Hotel on the Corner of Bitter and Sweet
by Jamie Ford

A casual reading of this novel will present the story of a Chinese boy falling in love with a Japanese girl just as the Japanese were being evacuated from Seattle into concentration camps in 1942. The sorry history of that American policy sets the framework for high tension within between families of all different races, not just between Japanese and Chinese families.

Protagonist Henry Lee attends a Caucasian private school where he meets Keiko Okabe as they work in the cafeteria to earn their tuition, and where Henry is taunted by white students as if he is Japanese, a belief enhanced by his budding romance with Keiko.

He has an arms-length relationship with his father who speaks no English but insists that Henry speak only in English, which he does not understand . . . OK, it’s more distant than arms can reach. The relationship becomes even more sour when the relationship between Henry and Keiko is revealed, to the point where the father is not even trying to communicate.

Keiko is, of course evacuated, and Henry does all he can to maintain their communication, including working at the first camp she as at, then taking a long bus ride to the second. As time goes on, letters from Keiko become less frequent and ultimately stop.

But the real story in the book is the dissolution of any familial relationship between Henry and his father and serves as an example for the permanent damage that controlling parents can wreak on their children.

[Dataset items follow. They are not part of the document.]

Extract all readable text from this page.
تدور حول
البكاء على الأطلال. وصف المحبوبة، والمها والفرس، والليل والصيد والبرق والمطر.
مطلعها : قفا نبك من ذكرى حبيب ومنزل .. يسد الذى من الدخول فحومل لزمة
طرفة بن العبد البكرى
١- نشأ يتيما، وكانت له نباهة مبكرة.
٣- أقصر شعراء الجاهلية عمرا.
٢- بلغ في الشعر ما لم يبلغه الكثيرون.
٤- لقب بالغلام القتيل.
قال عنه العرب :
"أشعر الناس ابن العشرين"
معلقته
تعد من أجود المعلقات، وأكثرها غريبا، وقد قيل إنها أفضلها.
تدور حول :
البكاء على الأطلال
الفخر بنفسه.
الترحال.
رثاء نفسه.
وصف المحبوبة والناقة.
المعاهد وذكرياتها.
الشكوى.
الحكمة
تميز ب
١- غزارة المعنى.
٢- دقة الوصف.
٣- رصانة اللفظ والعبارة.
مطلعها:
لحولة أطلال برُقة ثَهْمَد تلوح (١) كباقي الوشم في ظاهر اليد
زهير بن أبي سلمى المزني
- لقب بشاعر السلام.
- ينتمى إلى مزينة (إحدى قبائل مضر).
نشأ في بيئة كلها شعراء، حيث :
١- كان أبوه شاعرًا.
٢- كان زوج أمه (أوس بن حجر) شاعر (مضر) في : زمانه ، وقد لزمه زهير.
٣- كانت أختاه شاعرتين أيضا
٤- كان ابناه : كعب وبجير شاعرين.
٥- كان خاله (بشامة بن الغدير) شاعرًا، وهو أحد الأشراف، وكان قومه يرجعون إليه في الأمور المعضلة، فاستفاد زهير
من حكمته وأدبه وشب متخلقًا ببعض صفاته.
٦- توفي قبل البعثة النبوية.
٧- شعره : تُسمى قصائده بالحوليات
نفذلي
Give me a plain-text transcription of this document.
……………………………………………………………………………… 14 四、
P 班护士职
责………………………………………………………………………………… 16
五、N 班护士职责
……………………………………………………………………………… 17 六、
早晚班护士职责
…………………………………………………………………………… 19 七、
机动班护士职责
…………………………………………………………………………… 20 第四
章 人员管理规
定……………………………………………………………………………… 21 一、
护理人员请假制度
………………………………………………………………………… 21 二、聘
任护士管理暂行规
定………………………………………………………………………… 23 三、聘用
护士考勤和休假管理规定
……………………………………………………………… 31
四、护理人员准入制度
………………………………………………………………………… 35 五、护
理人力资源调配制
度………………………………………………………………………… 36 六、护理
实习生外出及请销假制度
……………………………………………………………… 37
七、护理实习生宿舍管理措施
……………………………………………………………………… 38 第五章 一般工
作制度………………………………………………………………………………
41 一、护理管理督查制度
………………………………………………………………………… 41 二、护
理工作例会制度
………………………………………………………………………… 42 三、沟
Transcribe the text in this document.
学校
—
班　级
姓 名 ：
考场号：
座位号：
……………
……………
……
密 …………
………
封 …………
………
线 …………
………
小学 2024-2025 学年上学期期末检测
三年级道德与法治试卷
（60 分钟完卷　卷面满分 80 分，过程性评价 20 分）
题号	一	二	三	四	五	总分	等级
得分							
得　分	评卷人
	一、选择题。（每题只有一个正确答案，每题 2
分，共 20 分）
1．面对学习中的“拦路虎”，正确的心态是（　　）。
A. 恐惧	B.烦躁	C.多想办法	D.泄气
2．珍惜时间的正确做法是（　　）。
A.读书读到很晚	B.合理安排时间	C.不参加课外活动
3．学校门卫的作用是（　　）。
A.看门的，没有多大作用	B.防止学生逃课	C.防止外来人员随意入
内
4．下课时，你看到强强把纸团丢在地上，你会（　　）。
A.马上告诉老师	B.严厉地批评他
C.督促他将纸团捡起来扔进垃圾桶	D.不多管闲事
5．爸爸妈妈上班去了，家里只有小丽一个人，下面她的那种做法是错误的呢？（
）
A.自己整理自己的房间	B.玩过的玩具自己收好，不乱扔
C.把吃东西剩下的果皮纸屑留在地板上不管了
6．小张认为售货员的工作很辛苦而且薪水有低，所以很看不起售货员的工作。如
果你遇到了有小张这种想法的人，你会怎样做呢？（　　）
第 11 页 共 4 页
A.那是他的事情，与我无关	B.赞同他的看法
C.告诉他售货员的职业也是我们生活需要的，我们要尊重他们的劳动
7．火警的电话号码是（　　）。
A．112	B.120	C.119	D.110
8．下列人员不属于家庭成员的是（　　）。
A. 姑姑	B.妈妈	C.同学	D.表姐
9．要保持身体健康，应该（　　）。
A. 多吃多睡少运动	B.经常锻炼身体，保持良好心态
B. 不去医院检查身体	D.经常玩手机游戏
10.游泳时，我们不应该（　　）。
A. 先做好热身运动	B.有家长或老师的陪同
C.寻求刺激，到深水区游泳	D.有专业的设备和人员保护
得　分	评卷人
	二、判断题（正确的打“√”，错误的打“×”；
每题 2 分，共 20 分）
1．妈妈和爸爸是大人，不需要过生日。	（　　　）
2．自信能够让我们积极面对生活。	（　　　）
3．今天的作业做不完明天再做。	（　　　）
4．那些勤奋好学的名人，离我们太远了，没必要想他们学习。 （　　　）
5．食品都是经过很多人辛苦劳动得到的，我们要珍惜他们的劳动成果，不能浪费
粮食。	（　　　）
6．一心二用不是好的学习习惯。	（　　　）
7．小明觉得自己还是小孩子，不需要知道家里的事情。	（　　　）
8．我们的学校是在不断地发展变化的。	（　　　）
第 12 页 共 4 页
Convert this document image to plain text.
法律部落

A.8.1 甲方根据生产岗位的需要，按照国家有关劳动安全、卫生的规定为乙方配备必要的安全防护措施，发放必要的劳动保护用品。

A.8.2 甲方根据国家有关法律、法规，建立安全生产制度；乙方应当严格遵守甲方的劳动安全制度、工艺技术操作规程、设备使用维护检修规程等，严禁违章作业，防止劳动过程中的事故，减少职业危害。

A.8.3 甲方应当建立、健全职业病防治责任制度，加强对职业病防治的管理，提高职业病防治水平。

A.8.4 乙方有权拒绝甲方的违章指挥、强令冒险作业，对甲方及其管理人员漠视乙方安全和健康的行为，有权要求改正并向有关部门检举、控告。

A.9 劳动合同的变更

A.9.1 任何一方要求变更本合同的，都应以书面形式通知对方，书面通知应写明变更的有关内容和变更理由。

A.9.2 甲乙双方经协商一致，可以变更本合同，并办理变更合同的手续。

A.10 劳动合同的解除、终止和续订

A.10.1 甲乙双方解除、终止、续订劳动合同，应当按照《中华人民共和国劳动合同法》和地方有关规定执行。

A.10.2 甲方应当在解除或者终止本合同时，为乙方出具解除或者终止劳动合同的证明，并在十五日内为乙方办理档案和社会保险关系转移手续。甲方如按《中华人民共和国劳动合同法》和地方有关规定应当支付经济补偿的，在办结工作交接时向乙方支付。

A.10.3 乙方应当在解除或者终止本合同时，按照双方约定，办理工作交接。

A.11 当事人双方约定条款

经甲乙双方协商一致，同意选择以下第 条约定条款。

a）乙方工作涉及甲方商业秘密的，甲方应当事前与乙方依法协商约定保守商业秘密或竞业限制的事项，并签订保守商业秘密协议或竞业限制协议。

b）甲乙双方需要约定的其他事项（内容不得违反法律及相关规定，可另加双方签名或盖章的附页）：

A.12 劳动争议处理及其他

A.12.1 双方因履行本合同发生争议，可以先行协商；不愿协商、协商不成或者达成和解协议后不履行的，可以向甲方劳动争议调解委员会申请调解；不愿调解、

Henry’s father not only doesn’t speak to Henry following the disclosure of the relationship with a Japanese girl, he actively sabotages the relationship.

Henry’s sanity is saved by his friendship with Sheldon, a black street musician, but Henry’s heart is all but broken as he later marries Ethel, the postal clerk who helped Henry get his letters to Keiko. He loves her, but spends his life knowing he had to settle for second best.

Henry spends much of his adult life trying to not be the father his father was and largely succeeds which makes for a nice, feel-good ending to this slow-moving but very engaging book when he and Keikofinally meet again.